La filouterie de Lacroix était certes spectaculaire; mais l'était aussi l'abondance des inculpations, dont le nombre constituait un dangereux piège. Les jurés y ont tout droit basculé. Dépassés par l'ampleur et la complexité du dossier — 30 000 pages de documents à décortiquer, 65 témoignages à prendre en considération, 12 jours de délibérations vaines — ils n'ont trouvé aucun consensus. Ils n'ont pas échoué: en confessant leur impuissance devant le mandat qu'on leur confiait, ils exposent plutôt l'échec de cette entreprise judiciaire précise. Ces mégaprocès ont des allures de traquenards. Au bout du compte, tout le monde y perd.
La ministre de la Justice Kathleen Weil a réagi de manière plutôt tiède à ce fiasco. «La justice fonctionne très bien», a-t-elle dit, admettant que Norbourg était un dossier complexe. Le Directeur des poursuites criminelles et pénales, à qui incombe la responsabilité de décider de la manière de reprendre cette affaire avortée, évoque un «incident qui n'est pas sans précédent». Il rappelle que cette impasse n'équivaut pas à un acquittement.
Elle commande toutefois une révision de procédé majeure. Les victimes de cette affaire, rappelons-le, sont les milliers d'investisseurs escroqués par Lacroix. Depuis le début de ce feuilleton ils assistent, impuissants, à une succession d'embûches qui rime avec désenchantement. De l'apathie de l'Autorité des marchés financiers, jusqu'à l'incapacité d'un système à retrouver les sommes envolées, ce dossier est miné. Le principal coupable est sous les verrous, soit. Mais le système fédéral autorise en théorie qu'il ne purge que le sixième de la peine pour son crime «non violent».

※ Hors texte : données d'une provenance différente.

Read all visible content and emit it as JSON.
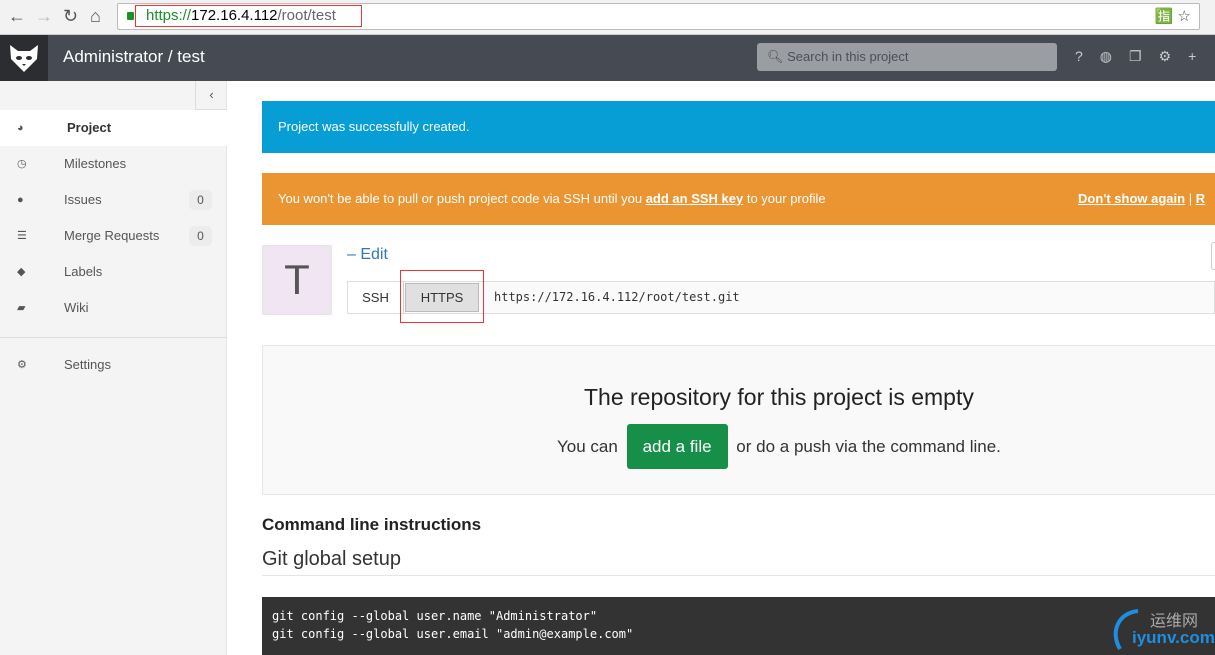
{
  "browser": {
    "url_scheme": "https://",
    "url_host": "172.16.4.112",
    "url_path": "/root/test"
  },
  "navbar": {
    "title": "Administrator / test",
    "search_placeholder": "Search in this project"
  },
  "sidebar": {
    "collapse": "‹",
    "items": [
      {
        "label": "Project",
        "icon": "dashboard-icon"
      },
      {
        "label": "Milestones",
        "icon": "clock-icon"
      },
      {
        "label": "Issues",
        "icon": "exclamation-icon",
        "count": "0"
      },
      {
        "label": "Merge Requests",
        "icon": "merge-icon",
        "count": "0"
      },
      {
        "label": "Labels",
        "icon": "tags-icon"
      },
      {
        "label": "Wiki",
        "icon": "book-icon"
      },
      {
        "label": "Settings",
        "icon": "cogs-icon"
      }
    ]
  },
  "alerts": {
    "success": "Project was successfully created.",
    "ssh_pre": "You won't be able to pull or push project code via SSH until you ",
    "ssh_link": "add an SSH key",
    "ssh_post": " to your profile",
    "dont_show": "Don't show again",
    "sep": " | ",
    "remind": "R"
  },
  "project": {
    "avatar_letter": "T",
    "edit": "– Edit",
    "ssh": "SSH",
    "https": "HTTPS",
    "clone_url": "https://172.16.4.112/root/test.git"
  },
  "empty": {
    "title": "The repository for this project is empty",
    "pre": "You can",
    "add_file": "add a file",
    "post": "or do a push via the command line."
  },
  "instructions": {
    "heading": "Command line instructions",
    "git_global": "Git global setup",
    "code": "git config --global user.name \"Administrator\"\ngit config --global user.email \"admin@example.com\""
  },
  "watermark": {
    "cn": "运维网",
    "en": "iyunv.com"
  }
}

Le gouvernement Charest a récemment choisi de miser sur la prévention, en annonçant la création d'escouades spéciales destinées à mieux traquer les «criminels à cravate». Il a aussi résolu d'alourdir leurs sentences. Mais entre prévention et peine demeure un processus judiciaire pour l'instant chaotique et totalement mal adapté à l'embrouillamini de ces causes. Il faut s'y pencher.